4.3.2 Timeline of API release

In addition, let’s take a look at the release timeline of various apis in Network IO. You get two interesting conclusions.

1983 socket released on Unix(4.2 BSD)

1983, SELECT released on Unix(4.2bSD)

In 1994, Linux 1.0 already supported sockets and SELECT

1997 poll was released on Linux 2.1.23

2002, epoll was released on Linux 2.5.44

Socket and SELECT are published at the same time. This shows that SELECT is not used to replace traditional IO. These are two different usages (or models) that apply to different scenarios.

Select, Poll, and epoll, the three “IO multiplexing apis” were released in succession. This shows that they are three evolved versions of IO multiplexing. Because of API design flaws, internal logic cannot be optimized without changing the API. So poll instead of SELECT, and epoll instead of poll.

4.4 summarize

We’ve spent three chapters explaining the principles behind Epoll, and now we can sum it up in three sentences.

Based on the basic principle of data sending and receiving, the system improves CPU utilization by using blocking.
“IO multiplexing” (and NAPI) is designed to optimize live text switching.
Three versions of the API(SELECT, Poll, and epoll) were designed to optimize the interaction between the kernel and the monitoring process.

5 Diss link

With “The theory behind Epoll” behind us, we are ready to answer our first few questions. This is a complete article and many people have urged me to delete the disS section below.

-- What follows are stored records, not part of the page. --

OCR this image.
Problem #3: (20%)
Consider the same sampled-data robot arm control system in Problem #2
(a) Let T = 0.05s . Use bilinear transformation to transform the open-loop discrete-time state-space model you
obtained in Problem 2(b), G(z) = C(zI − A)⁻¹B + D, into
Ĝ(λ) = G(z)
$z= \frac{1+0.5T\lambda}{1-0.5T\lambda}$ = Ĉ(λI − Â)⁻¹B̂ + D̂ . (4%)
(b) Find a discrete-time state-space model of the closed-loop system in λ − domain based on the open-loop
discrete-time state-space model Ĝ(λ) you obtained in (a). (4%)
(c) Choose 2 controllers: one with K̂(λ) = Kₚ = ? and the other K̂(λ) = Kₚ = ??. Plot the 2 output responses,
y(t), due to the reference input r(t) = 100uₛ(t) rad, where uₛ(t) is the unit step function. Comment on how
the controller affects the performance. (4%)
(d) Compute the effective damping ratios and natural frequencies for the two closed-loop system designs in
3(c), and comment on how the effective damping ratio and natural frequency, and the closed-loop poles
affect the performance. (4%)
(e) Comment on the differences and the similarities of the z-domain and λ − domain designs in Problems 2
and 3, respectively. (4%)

My point of view is that learning is a process of research and understanding. Above is the research, next I will talk about my personal “understanding”, welcome correction.

5.1 Classification of IO Models

The classification of blocking, non-blocking, synchronous, and asynchronous makes sense. But from an operating system perspective ** “this classification is misleading and not good” **.

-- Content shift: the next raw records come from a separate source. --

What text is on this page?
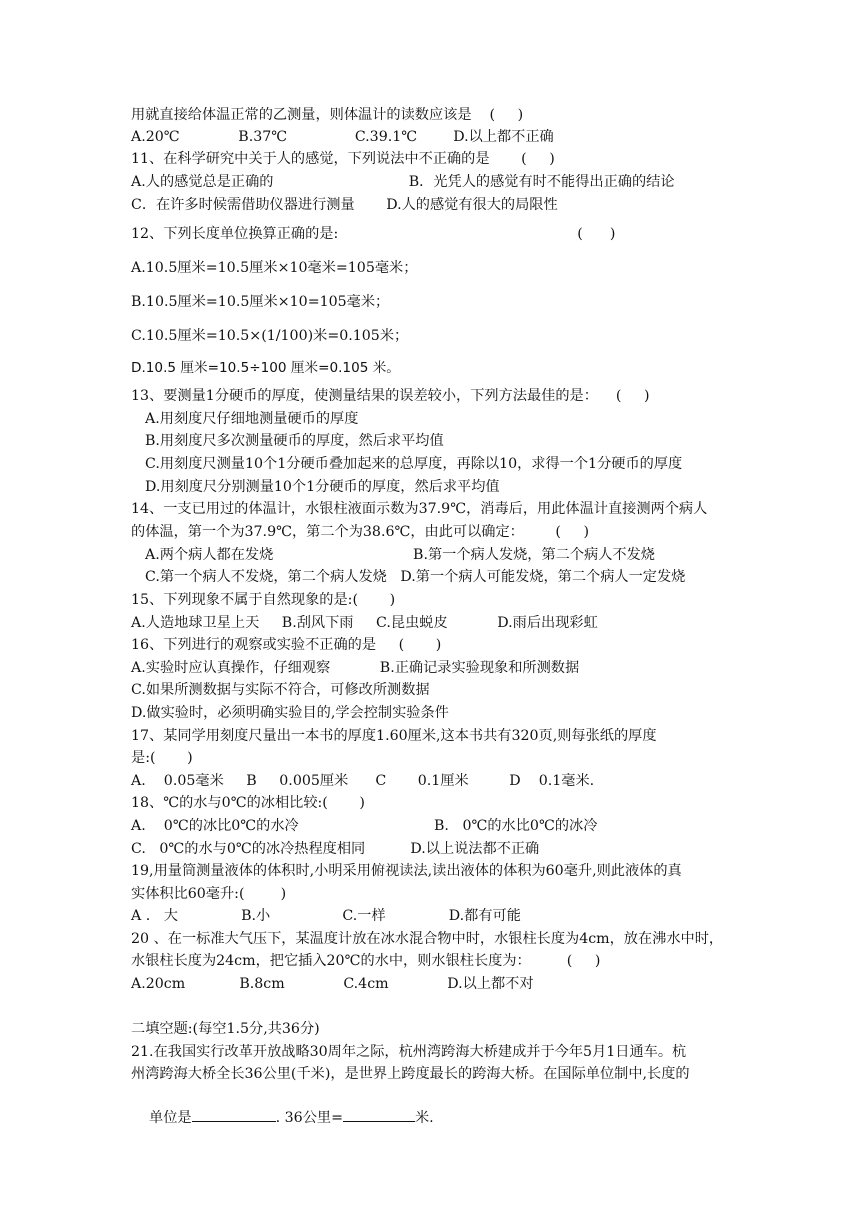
用就直接给体温正常的乙测量，则体温计的读数应该是    (     )
A.20℃             B.37℃               C.39.1℃        D.以上都不正确
11、在科学研究中关于人的感觉，下列说法中不正确的是       (     )
A.人的感觉总是正确的                              B．光凭人的感觉有时不能得出正确的结论
C．在许多时候需借助仪器进行测量       D.人的感觉有很大的局限性
12、下列长度单位换算正确的是:                                                     (      )
A.10.5厘米=10.5厘米×10毫米=105毫米；
B.10.5厘米=10.5厘米×10=105毫米；
C.10.5厘米=10.5×(1/100)米=0.105米；
D.10.5 厘米=10.5÷100 厘米=0.105 米。
13、要测量1分硬币的厚度，使测量结果的误差较小，下列方法最佳的是：    (     )
A.用刻度尺仔细地测量硬币的厚度
B.用刻度尺多次测量硬币的厚度，然后求平均值
C.用刻度尺测量10个1分硬币叠加起来的总厚度，再除以10，求得一个1分硬币的厚度
D.用刻度尺分别测量10个1分硬币的厚度，然后求平均值
14、一支已用过的体温计，水银柱液面示数为37.9℃，消毒后，用此体温计直接测两个病人
的体温，第一个为37.9℃，第二个为38.6℃，由此可以确定：       (     )
A.两个病人都在发烧                               B.第一个病人发烧，第二个病人不发烧
C.第一个病人不发烧，第二个病人发烧   D.第一个病人可能发烧，第二个病人一定发烧
15、下列现象不属于自然现象的是:(       )
A.人造地球卫星上天     B.刮风下雨     C.昆虫蜕皮           D.雨后出现彩虹
16、下列进行的观察或实验不正确的是     (       )
A.实验时应认真操作，仔细观察           B.正确记录实验现象和所测数据
C.如果所测数据与实际不符合，可修改所测数据
D.做实验时，必须明确实验目的,学会控制实验条件
17、某同学用刻度尺量出一本书的厚度1.60厘米,这本书共有320页,则每张纸的厚度
是:(       )
A.    0.05毫米     B     0.005厘米      C       0.1厘米         D    0.1毫米.
18、℃的水与0℃的冰相比较:(       )
A.    0℃的冰比0℃的水冷                              B.   0℃的水比0℃的冰冷
C.   0℃的水与0℃的冰冷热程度相同          D.以上说法都不正确
19,用量筒测量液体的体积时,小明采用俯视读法,读出液体的体积为60毫升,则此液体的真
实体积比60毫升:(        )
A .   大              B.小                C.一样              D.都有可能
20 、在一标准大气压下，某温度计放在冰水混合物中时，水银柱长度为4cm，放在沸水中时，
水银柱长度为24cm，把它插入20℃的水中，则水银柱长度为：        (     )
A.20cm            B.8cm             C.4cm             D.以上都不对
二填空题:(每空1.5分,共36分)
21.在我国实行改革开放战略30周年之际，杭州湾跨海大桥建成并于今年5月1日通车。杭
州湾跨海大桥全长36公里(千米)，是世界上跨度最长的跨海大桥。在国际单位制中,长度的

单位是	. 36公里=	米.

5.1.1 Blocking and non-blocking

All IO models under Linux are blocked because of the basic principle of sending and receiving data. Blocking user threads is an efficient way to do this.

You could, of course, write a program that sets the socket to non-blocking mode and executes an I/O operation in an infinite loop without using a monitor. But this is so inefficient that it makes no sense.

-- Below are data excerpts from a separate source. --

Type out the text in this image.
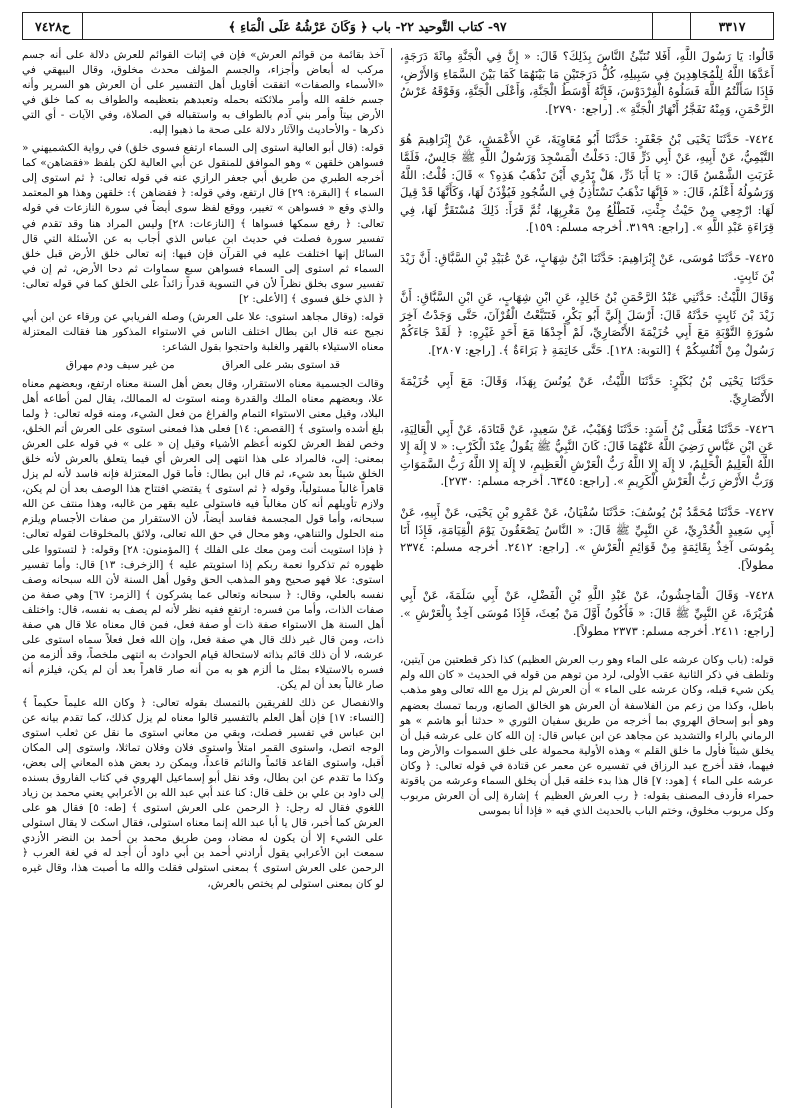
ح٧٤٢٨	٩٧- كتاب التَّوحيد ٢٢- باب ﴿ وَكَانَ عَرْشُهُ عَلَى الْمَاءِ ﴾	٣٣١٧

آخذ بقائمة من قوائم العرش» فإن في إثبات القوائم للعرش دلالة على أنه جسم مركب له أبعاض وأجزاء، والجسم المؤلف محدث مخلوق، وقال البيهقي في «الأسماء والصفات» اتفقت أقاويل أهل التفسير على أن العرش هو السرير وأنه جسم خلقه الله وأمر ملائكته بحمله وتعبدهم بتعظيمه والطواف به كما خلق في الأرض بيتاً وأمر بني آدم بالطواف به واستقباله في الصلاة، وفي الآيات - أي التي ذكرها - والأحاديث والآثار دلالة على صحة ما ذهبوا إليه.

قوله: (قال أبو العالية استوى إلى السماء ارتفع فسوى خلق) في رواية الكشميهني « فسواهن خلقهن » وهو الموافق للمنقول عن أبي العالية لكن بلفظ «فقضاهن» كما أخرجه الطبري من طريق أبي جعفر الرازي عنه في قوله تعالى: ﴿ ثم استوى إلى السماء ﴾ [البقرة: ٢٩] قال ارتفع، وفي قوله: ﴿ فقضاهن ﴾: خلقهن وهذا هو المعتمد والذي وقع « فسواهن » تغيير، ووقع لفظ سوى أيضاً في سورة النازعات في قوله تعالى: ﴿ رفع سمكها فسواها ﴾ [النازعات: ٢٨] وليس المراد هنا وقد تقدم في تفسير سورة فصلت في حديث ابن عباس الذي أجاب به عن الأسئلة التي قال السائل إنها اختلفت عليه في القرآن فإن فيها: إنه تعالى خلق الأرض قبل خلق السماء ثم استوى إلى السماء فسواهن سبع سماوات ثم دحا الأرض، ثم إن في تفسير سوى بخلق نظراً لأن في التسوية قدراً زائداً على الخلق كما في قوله تعالى: ﴿ الذي خلق فسوى ﴾ [الأعلى: ٢]

قوله: (وقال مجاهد استوى: علا على العرش) وصله الفريابي عن ورقاء عن ابن أبي نجيح عنه قال ابن بطال اختلف الناس في الاستواء المذكور هنا فقالت المعتزلة معناه الاستيلاء بالقهر والغلبة واحتجوا بقول الشاعر:

قد استوى بشر على العراق من غير سيف ودم مهراق

وقالت الجسمية معناه الاستقرار، وقال بعض أهل السنة معناه ارتفع، وبعضهم معناه علا، وبعضهم معناه الملك والقدرة ومنه استوت له الممالك، يقال لمن أطاعه أهل البلاد، وقيل معنى الاستواء التمام والفراغ من فعل الشيء، ومنه قوله تعالى: ﴿ ولما بلغ أشده واستوى ﴾ [القصص: ١٤] فعلى هذا فمعنى استوى على العرش أتم الخلق، وخص لفظ العرش لكونه أعظم الأشياء وقيل إن « على » في قوله على العرش بمعنى: إلى، فالمراد على هذا انتهى إلى العرش أي فيما يتعلق بالعرش لأنه خلق الخلق شيئاً بعد شيء، ثم قال ابن بطال: فأما قول المعتزلة فإنه فاسد لأنه لم يزل قاهراً غالباً مستولياً، وقوله ﴿ ثم استوى ﴾ يقتضي افتتاح هذا الوصف بعد أن لم يكن، ولازم تأويلهم أنه كان مغالباً فيه فاستولى عليه بقهر من غالبه، وهذا منتف عن الله سبحانه، وأما قول المجسمة ففاسد أيضاً، لأن الاستقرار من صفات الأجسام ويلزم منه الحلول والتناهي، وهو محال في حق الله تعالى، ولائق بالمخلوقات لقوله تعالى: ﴿ فإذا استويت أنت ومن معك على الفلك ﴾ [المؤمنون: ٢٨] وقوله: ﴿ لتستووا على ظهوره ثم تذكروا نعمة ربكم إذا استويتم عليه ﴾ [الزخرف: ١٣] قال: وأما تفسير استوى: علا فهو صحيح وهو المذهب الحق وقول أهل السنة لأن الله سبحانه وصف نفسه بالعلي، وقال: ﴿ سبحانه وتعالى عما يشركون ﴾ [الزمر: ٦٧] وهي صفة من صفات الذات، وأما من فسره: ارتفع ففيه نظر لأنه لم يصف به نفسه، قال: واختلف أهل السنة هل الاستواء صفة ذات أو صفة فعل، فمن قال معناه علا قال هي صفة ذات، ومن قال غير ذلك قال هي صفة فعل، وإن الله فعل فعلاً سماه استوى على عرشه، لا أن ذلك قائم بذاته لاستحالة قيام الحوادث به انتهى ملخصاً، وقد ألزمه من فسره بالاستيلاء بمثل ما ألزم هو به من أنه صار قاهراً بعد أن لم يكن، فيلزم أنه صار غالباً بعد أن لم يكن.

والانفصال عن ذلك للفريقين بالتمسك بقوله تعالى: ﴿ وكان الله عليماً حكيماً ﴾ [النساء: ١٧] فإن أهل العلم بالتفسير قالوا معناه لم يزل كذلك، كما تقدم بيانه عن ابن عباس في تفسير فصلت، وبقي من معاني استوى ما نقل عن ثعلب استوى الوجه اتصل، واستوى القمر امتلأ واستوى فلان وفلان تماثلا، واستوى إلى المكان أقبل، واستوى القاعد قائماً والنائم قاعداً، ويمكن رد بعض هذه المعاني إلى بعض، وكذا ما تقدم عن ابن بطال، وقد نقل أبو إسماعيل الهروي في كتاب الفاروق بسنده إلى داود بن علي بن خلف قال: كنا عند أبي عبد الله بن الأعرابي يعني محمد بن زياد اللغوي فقال له رجل: ﴿ الرحمن على العرش استوى ﴾ [طه: ٥] فقال هو على العرش كما أخبر، قال يا أبا عبد الله إنما معناه استولى، فقال اسكت لا يقال استولى على الشيء إلا أن يكون له مضاد، ومن طريق محمد بن أحمد بن النضر الأزدي سمعت ابن الأعرابي يقول أرادني أحمد بن أبي داود أن أجد له في لغة العرب ﴿ الرحمن على العرش استوى ﴾ بمعنى استولى فقلت والله ما أصبت هذا، وقال غيره لو كان بمعنى استولى لم يختص بالعرش،

قَالُوا: يَا رَسُولَ اللَّهِ، أَفَلا نُنَبِّئُ النَّاسَ بِذَلِكَ؟ قَالَ: « إِنَّ فِي الْجَنَّةِ مِائَةَ دَرَجَةٍ، أَعَدَّهَا اللَّهُ لِلْمُجَاهِدِينَ فِي سَبِيلِهِ، كُلُّ دَرَجَتَيْنِ مَا بَيْنَهُمَا كَمَا بَيْنَ السَّمَاءِ وَالأَرْضِ، فَإِذَا سَأَلْتُمُ اللَّهَ فَسَلُوهُ الْفِرْدَوْسَ، فَإِنَّهُ أَوْسَطُ الْجَنَّةِ، وَأَعْلَى الْجَنَّةِ، وَفَوْقَهُ عَرْشُ الرَّحْمَنِ، وَمِنْهُ تَفَجَّرُ أَنْهَارُ الْجَنَّةِ ». [راجع: ٢٧٩٠].

٧٤٢٤- حَدَّثَنَا يَحْيَى بْنُ جَعْفَرٍ: حَدَّثَنَا أَبُو مُعَاوِيَةَ، عَنِ الأَعْمَشِ، عَنْ إِبْرَاهِيمَ هُوَ التَّيْمِيُّ، عَنْ أَبِيهِ، عَنْ أَبِي ذَرٍّ قَالَ: دَخَلْتُ الْمَسْجِدَ وَرَسُولُ اللَّهِ ﷺ جَالِسٌ، فَلَمَّا غَرَبَتِ الشَّمْسُ قَالَ: « يَا أَبَا ذَرٍّ، هَلْ تَدْرِي أَيْنَ تَذْهَبُ هَذِهِ؟ » قَالَ: قُلْتُ: اللَّهُ وَرَسُولُهُ أَعْلَمُ، قَالَ: « فَإِنَّهَا تَذْهَبُ تَسْتَأْذِنُ فِي السُّجُودِ فَيُؤْذَنُ لَهَا، وَكَأَنَّهَا قَدْ قِيلَ لَهَا: ارْجِعِي مِنْ حَيْثُ جِئْتِ، فَتَطْلُعُ مِنْ مَغْرِبِهَا، ثُمَّ قَرَأَ: ذَلِكَ مُسْتَقَرٌّ لَهَا، فِي قِرَاءَةِ عَبْدِ اللَّهِ ». [راجع: ٣١٩٩. أخرجه مسلم: ١٥٩].

٧٤٢٥- حَدَّثَنَا مُوسَى، عَنْ إِبْرَاهِيمَ: حَدَّثَنَا ابْنُ شِهَابٍ، عَنْ عُبَيْدِ بْنِ السَّبَّاقِ: أَنَّ زَيْدَ بْنَ ثَابِتٍ.

وَقَالَ اللَّيْثُ: حَدَّثَنِي عَبْدُ الرَّحْمَنِ بْنُ خَالِدٍ، عَنِ ابْنِ شِهَابٍ، عَنِ ابْنِ السَّبَّاقِ: أَنَّ زَيْدَ بْنَ ثَابِتٍ حَدَّثَهُ قَالَ: أَرْسَلَ إِلَيَّ أَبُو بَكْرٍ، فَتَتَبَّعْتُ الْقُرْآنَ، حَتَّى وَجَدْتُ آخِرَ سُورَةِ التَّوْبَةِ مَعَ أَبِي خُزَيْمَةَ الأَنْصَارِيِّ، لَمْ أَجِدْهَا مَعَ أَحَدٍ غَيْرِهِ: ﴿ لَقَدْ جَاءَكُمْ رَسُولٌ مِنْ أَنْفُسِكُمْ ﴾ [التوبة: ١٢٨]. حَتَّى خَاتِمَةِ ﴿ بَرَاءَةٌ ﴾. [راجع: ٢٨٠٧].

حَدَّثَنَا يَحْيَى بْنُ بُكَيْرٍ: حَدَّثَنَا اللَّيْثُ، عَنْ يُونُسَ بِهَذَا، وَقَالَ: مَعَ أَبِي خُزَيْمَةَ الأَنْصَارِيِّ.

٧٤٢٦- حَدَّثَنَا مُعَلَّى بْنُ أَسَدٍ: حَدَّثَنَا وُهَيْبٌ، عَنْ سَعِيدٍ، عَنْ قَتَادَةَ، عَنْ أَبِي الْعَالِيَةِ، عَنِ ابْنِ عَبَّاسٍ رَضِيَ اللَّهُ عَنْهُمَا قَالَ: كَانَ النَّبِيُّ ﷺ يَقُولُ عِنْدَ الْكَرْبِ: « لا إِلَهَ إِلا اللَّهُ الْعَلِيمُ الْحَلِيمُ، لا إِلَهَ إِلا اللَّهُ رَبُّ الْعَرْشِ الْعَظِيمِ، لا إِلَهَ إِلا اللَّهُ رَبُّ السَّمَوَاتِ وَرَبُّ الأَرْضِ رَبُّ الْعَرْشِ الْكَرِيمِ ». [راجع: ٦٣٤٥. أخرجه مسلم: ٢٧٣٠].

٧٤٢٧- حَدَّثَنَا مُحَمَّدُ بْنُ يُوسُفَ: حَدَّثَنَا سُفْيَانُ، عَنْ عَمْرِو بْنِ يَحْيَى، عَنْ أَبِيهِ، عَنْ أَبِي سَعِيدٍ الْخُدْرِيِّ، عَنِ النَّبِيِّ ﷺ قَالَ: « النَّاسُ يَصْعَقُونَ يَوْمَ الْقِيَامَةِ، فَإِذَا أَنَا بِمُوسَى آخِذٌ بِقَائِمَةٍ مِنْ قَوَائِمِ الْعَرْشِ ». [راجع: ٢٤١٢. أخرجه مسلم: ٢٣٧٤ مطولاً].

٧٤٢٨- وَقَالَ الْمَاجِشُونُ، عَنْ عَبْدِ اللَّهِ بْنِ الْفَضْلِ، عَنْ أَبِي سَلَمَةَ، عَنْ أَبِي هُرَيْرَةَ، عَنِ النَّبِيِّ ﷺ قَالَ: « فَأَكُونُ أَوَّلَ مَنْ بُعِثَ، فَإِذَا مُوسَى آخِذٌ بِالْعَرْشِ ». [راجع: ٢٤١١. أخرجه مسلم: ٢٣٧٣ مطولاً].

قوله: (باب وكان عرشه على الماء وهو رب العرش العظيم) كذا ذكر قطعتين من آيتين، وتلطف في ذكر الثانية عقب الأولى، لرد من توهم من قوله في الحديث « كان الله ولم يكن شيء قبله، وكان عرشه على الماء » أن العرش لم يزل مع الله تعالى وهو مذهب باطل، وكذا من زعم من الفلاسفة أن العرش هو الخالق الصانع، وربما تمسك بعضهم وهو أبو إسحاق الهروي بما أخرجه من طريق سفيان الثوري « حدثنا أبو هاشم » هو الرماني بالراء والتشديد عن مجاهد عن ابن عباس قال: إن الله كان على عرشه قبل أن يخلق شيئاً فأول ما خلق القلم » وهذه الأولية محمولة على خلق السموات والأرض وما فيهما، فقد أخرج عبد الرزاق في تفسيره عن معمر عن قتادة في قوله تعالى: ﴿ وكان عرشه على الماء ﴾ [هود: ٧] قال هذا بدء خلقه قبل أن يخلق السماء وعرشه من ياقوتة حمراء فأردف المصنف بقوله: ﴿ رب العرش العظيم ﴾ إشارة إلى أن العرش مربوب وكل مربوب مخلوق، وختم الباب بالحديث الذي فيه « فإذا أنا بموسى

In other words, blocking is not the problem, running is the problem, and running consumes CPU. IO multiplexing does not reduce blocking, it reduces running. Context switching is the problem. IO multiplexing effectively reduces context switching by reducing the number of processes running.

5.1.2 Synchronous and Asynchronous

All IO models under Linux are synchronized. BIO is synchronous, SELECT is synchronous, Poll is synchronous, ePoll is still synchronous.

Java provides AIO that might be called “asynchronous.” But the JVM runs in user mode, and Linux does not provide any asynchronous support. So the asynchronous support provided by the JVM is not fundamentally different from the “asynchronous” framework that you package yourself (which you can easily package using BIO).

Synchronous and asynchronous are just two event Dispatchers or design patterns (Reactor and Proactor). Since both are running in user mode, how much performance difference can there be between the two design modes?

Reactor corresponds to Java’S NIO, the core API of channels, buffers, and selectors.
Proactor corresponds to Java’s AIO, the API that forms the core of the Async component and Future or Callback.

5.1.3 My classification

I think there are only two types of IO models:

A process model that programmers understand and use;
More in line with the operating system processing logic, IO multiplexing model.

For “I/O multiplexing” event distribution, there are two categories: Reactor and Proactor.

5.2 about the mmap

Does epoll use Mmap at all?

Answer: No!

It was a false rumour. And it’s actually pretty easy to prove, let’s do a demo with epoll. Strace makes it clear.